After the sale proceeds were received on settlement and debt repaid, PGW would expect to have a cash surplus of around $210million, subject to transaction completion timing, working capital requirements and other transaction wash-up items, Mr Burt said.
"Following settlement of the seed and grain transaction, we would expect to report a capital gain on sale in excess of $120million, which will flow through to net profit after tax.
"The options for a capital return to shareholders being contemplated by the board would allow PGW to reset its debt position and right-size its corporate operations for the business going forward," Mr Burt said.
Earlier this year, PGG Wrightson reported a plunge in profit after its seed and grain division delivered an $8.6million loss, paring overall first-half profit to $320,000.

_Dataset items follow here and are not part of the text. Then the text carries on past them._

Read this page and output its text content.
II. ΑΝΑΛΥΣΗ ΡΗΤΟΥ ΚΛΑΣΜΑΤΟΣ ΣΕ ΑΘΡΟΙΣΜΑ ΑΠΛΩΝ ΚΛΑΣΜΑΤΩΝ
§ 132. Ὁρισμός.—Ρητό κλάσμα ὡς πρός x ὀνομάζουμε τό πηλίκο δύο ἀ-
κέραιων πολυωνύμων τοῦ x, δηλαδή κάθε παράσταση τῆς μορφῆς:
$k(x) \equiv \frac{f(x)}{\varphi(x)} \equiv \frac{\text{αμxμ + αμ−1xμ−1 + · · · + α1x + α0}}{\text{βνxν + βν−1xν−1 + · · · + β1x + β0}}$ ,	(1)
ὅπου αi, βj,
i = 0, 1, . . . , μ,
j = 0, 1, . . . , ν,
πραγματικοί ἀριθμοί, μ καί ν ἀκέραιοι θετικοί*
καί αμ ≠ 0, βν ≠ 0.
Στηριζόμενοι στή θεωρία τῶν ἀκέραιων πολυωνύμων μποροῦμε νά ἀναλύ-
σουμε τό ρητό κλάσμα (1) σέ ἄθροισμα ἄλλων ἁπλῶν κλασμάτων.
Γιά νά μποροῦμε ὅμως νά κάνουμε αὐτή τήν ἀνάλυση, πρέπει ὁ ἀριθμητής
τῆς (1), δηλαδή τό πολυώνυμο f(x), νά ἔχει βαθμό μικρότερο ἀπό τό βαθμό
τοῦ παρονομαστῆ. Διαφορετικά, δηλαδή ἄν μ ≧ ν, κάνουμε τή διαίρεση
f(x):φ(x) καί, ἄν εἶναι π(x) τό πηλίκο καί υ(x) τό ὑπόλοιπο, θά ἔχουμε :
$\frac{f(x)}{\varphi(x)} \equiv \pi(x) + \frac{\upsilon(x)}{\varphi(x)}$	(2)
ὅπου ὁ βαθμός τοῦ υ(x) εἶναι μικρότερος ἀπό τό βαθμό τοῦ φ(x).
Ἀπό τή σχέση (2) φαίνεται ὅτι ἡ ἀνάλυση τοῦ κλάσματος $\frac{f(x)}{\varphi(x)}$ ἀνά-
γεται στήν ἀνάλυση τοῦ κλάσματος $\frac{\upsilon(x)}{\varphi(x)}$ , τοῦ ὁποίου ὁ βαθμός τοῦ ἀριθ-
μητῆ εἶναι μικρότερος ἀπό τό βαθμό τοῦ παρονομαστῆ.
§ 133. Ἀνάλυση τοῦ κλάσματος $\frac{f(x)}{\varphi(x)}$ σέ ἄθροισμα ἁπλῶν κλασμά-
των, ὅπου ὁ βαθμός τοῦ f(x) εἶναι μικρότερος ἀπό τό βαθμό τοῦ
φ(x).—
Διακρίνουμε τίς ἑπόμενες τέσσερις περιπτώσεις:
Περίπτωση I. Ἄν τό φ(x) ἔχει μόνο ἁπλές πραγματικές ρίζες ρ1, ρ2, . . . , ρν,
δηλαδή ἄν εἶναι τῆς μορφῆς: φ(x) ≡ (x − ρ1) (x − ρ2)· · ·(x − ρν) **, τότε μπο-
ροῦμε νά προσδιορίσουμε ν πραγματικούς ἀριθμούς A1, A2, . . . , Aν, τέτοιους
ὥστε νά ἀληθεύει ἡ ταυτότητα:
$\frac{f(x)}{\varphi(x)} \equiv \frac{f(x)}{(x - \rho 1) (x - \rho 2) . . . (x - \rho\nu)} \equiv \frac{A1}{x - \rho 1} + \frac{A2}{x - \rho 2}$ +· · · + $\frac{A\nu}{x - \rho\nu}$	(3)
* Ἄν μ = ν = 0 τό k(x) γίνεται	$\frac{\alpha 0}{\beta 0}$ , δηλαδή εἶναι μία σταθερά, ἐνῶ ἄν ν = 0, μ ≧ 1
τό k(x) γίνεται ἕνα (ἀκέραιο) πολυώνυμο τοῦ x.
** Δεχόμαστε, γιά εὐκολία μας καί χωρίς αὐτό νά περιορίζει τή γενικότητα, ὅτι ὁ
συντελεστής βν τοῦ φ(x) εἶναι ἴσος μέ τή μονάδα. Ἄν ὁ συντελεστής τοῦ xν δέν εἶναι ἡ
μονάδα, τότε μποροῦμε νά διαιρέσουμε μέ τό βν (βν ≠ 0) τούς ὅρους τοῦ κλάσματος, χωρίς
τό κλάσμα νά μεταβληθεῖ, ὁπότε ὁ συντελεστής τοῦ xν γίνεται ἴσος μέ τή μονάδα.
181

PGW chief executive Ian Glasson described the sale as an "excellent outcome" for PGW, its people and its customers as the agreement provided for an ongoing close working relationship between PGW Rural Services and PGW Seeds.
The company's immediate focus would now move tocompleting settlement and ensuring a smooth transition to the separate business structures, he said.
The sale, which arose from a strategic review conducted by PGW, was not without controversy. In October last year, New Zealand Shareholders Association chief executive Michael Midgley said PGW would be left "a shadow of its former self" if shareholders approved the sale of the seeds business, and there might also be concern as to whether the sale would be in the broader strategic interest of New Zealand.
It would leave PGW less than half its present size and with a range of businesses widely considered to be inferior to the grain and seed division, he said at the time.
DLF Seeds was established in 1872. It is owned by DLF AmbA, a co-operative owned by about 3000 Danish seed growers.
Its operations are in the area of forage and turf seed, sugar and fodder beet seed, seed potatoes and multiplication of vegetable seed, and is active in more than 80 countries.